Geography has long enjoyed a tradition of field study, and many geographers consider field work to be an essential skill in their trade. VU Geography is pleased to embrace this tradition through its many exciting field study opportunities. In addition to the numerous field trips conducted as a part of courses like Geomorphology and the Regional Geography of the United States, the Department offers a number of individual field courses under the GEO 385/585 listing. Current courses include the following: Indian Reservations, The Sonoran Desert, Volcanic Craters and Shield Volcanoes on the Big Island of Hawaii, and Glaciers of Alaska. A field course to Yellowstone Park was offered in the past.

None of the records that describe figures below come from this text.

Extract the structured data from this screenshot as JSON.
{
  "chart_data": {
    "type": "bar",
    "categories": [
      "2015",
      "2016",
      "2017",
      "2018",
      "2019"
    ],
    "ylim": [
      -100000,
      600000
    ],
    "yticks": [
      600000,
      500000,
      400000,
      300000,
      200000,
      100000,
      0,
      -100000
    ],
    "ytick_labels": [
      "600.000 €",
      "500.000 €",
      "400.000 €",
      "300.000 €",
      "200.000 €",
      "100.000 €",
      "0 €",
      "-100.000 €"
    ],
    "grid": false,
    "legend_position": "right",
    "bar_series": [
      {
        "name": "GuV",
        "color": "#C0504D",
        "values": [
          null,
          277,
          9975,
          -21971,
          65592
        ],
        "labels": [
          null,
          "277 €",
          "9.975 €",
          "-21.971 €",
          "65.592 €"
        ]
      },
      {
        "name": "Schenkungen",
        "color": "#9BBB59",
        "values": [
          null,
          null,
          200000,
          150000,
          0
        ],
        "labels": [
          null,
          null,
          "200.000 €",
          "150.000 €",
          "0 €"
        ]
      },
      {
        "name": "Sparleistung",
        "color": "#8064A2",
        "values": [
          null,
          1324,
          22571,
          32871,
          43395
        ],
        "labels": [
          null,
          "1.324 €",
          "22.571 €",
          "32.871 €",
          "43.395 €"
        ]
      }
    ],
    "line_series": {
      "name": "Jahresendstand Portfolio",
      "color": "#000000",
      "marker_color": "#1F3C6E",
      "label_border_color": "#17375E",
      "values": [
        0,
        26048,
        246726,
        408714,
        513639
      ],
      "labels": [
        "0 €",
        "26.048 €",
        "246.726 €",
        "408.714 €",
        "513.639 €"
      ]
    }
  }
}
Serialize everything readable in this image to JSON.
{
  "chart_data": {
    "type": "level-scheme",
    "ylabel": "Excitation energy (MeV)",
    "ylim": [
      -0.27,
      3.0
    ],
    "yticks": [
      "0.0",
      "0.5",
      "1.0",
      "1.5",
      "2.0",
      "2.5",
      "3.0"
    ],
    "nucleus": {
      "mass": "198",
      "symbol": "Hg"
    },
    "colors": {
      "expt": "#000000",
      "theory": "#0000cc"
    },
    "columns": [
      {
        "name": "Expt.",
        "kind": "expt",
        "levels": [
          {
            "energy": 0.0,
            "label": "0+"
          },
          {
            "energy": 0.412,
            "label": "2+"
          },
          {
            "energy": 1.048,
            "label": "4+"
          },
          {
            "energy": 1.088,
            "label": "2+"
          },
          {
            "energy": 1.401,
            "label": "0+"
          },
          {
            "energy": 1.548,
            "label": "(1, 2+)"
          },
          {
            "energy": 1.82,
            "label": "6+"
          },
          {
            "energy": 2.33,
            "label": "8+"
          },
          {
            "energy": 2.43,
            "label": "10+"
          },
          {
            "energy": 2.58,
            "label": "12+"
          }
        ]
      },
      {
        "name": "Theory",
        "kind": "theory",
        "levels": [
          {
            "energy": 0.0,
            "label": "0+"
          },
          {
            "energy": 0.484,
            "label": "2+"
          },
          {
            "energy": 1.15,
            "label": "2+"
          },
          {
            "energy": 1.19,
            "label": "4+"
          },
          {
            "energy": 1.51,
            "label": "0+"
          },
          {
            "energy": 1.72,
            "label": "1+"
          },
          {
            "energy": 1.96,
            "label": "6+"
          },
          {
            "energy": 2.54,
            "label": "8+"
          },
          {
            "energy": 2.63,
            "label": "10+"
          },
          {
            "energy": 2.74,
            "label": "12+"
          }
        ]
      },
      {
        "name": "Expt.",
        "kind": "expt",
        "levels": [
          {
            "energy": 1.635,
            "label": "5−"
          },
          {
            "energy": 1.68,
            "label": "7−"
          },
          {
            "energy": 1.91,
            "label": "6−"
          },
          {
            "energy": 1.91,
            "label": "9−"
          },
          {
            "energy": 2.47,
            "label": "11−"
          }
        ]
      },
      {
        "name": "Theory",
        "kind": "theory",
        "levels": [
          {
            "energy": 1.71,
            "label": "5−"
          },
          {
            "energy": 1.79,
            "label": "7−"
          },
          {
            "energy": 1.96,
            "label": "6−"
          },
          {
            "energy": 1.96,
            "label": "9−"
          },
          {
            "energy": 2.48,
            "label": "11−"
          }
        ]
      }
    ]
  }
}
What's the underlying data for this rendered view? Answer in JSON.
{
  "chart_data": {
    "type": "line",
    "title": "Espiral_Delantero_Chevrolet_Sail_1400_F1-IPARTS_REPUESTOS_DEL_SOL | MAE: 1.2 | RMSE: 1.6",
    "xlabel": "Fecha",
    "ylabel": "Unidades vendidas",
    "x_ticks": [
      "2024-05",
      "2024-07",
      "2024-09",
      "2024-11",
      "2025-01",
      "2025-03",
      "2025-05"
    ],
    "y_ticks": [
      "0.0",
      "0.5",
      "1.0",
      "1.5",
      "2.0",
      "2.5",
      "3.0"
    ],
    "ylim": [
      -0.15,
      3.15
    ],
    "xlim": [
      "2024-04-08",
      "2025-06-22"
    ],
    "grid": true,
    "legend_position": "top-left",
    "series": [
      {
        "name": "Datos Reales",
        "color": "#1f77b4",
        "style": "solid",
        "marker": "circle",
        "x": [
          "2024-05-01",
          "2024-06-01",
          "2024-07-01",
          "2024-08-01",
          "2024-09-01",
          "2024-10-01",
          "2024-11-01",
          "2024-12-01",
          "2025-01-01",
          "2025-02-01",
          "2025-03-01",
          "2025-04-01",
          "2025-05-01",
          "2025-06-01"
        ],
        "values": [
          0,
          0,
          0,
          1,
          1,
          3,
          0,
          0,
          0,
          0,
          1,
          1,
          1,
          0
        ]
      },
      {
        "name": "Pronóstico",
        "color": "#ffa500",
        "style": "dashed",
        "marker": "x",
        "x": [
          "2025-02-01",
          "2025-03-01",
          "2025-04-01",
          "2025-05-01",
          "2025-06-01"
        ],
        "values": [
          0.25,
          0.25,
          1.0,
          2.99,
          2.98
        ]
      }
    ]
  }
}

Spring Break VU field courses have visited the Sonoran Desert in southern Arizona (including Saguaro and Chiricahua National Monuments), the Grand Canyon (and other national park sites in Arizona, including Canyon de Chelly and Petrified Forest), the major Indian mound sites of the South (including Cahokia, Russel Cave National Monument, and Etowah), and the volcanoes and lava flows of the Big Island of Hawaii. In past summers students have toured Glacier of Alaska, the eastern half of the historic Oregon Trail, following its course into Wyoming, visiting Yellowstone National Park and Devils Tower National Monument before returning east via the Black Hills and Badlands of South Dakota.
Field Experiences in Regular Semester Courses
Several regular semester courses include short overnight field experinces including a visit to Mamoth Cave National Park in National Parks and a trip to Wisconsin in Advanced GIS. Urban Geography and Urban Planning include day trips to Chicago and Geomorphology includes three short field excursions to the Indiana Dunes.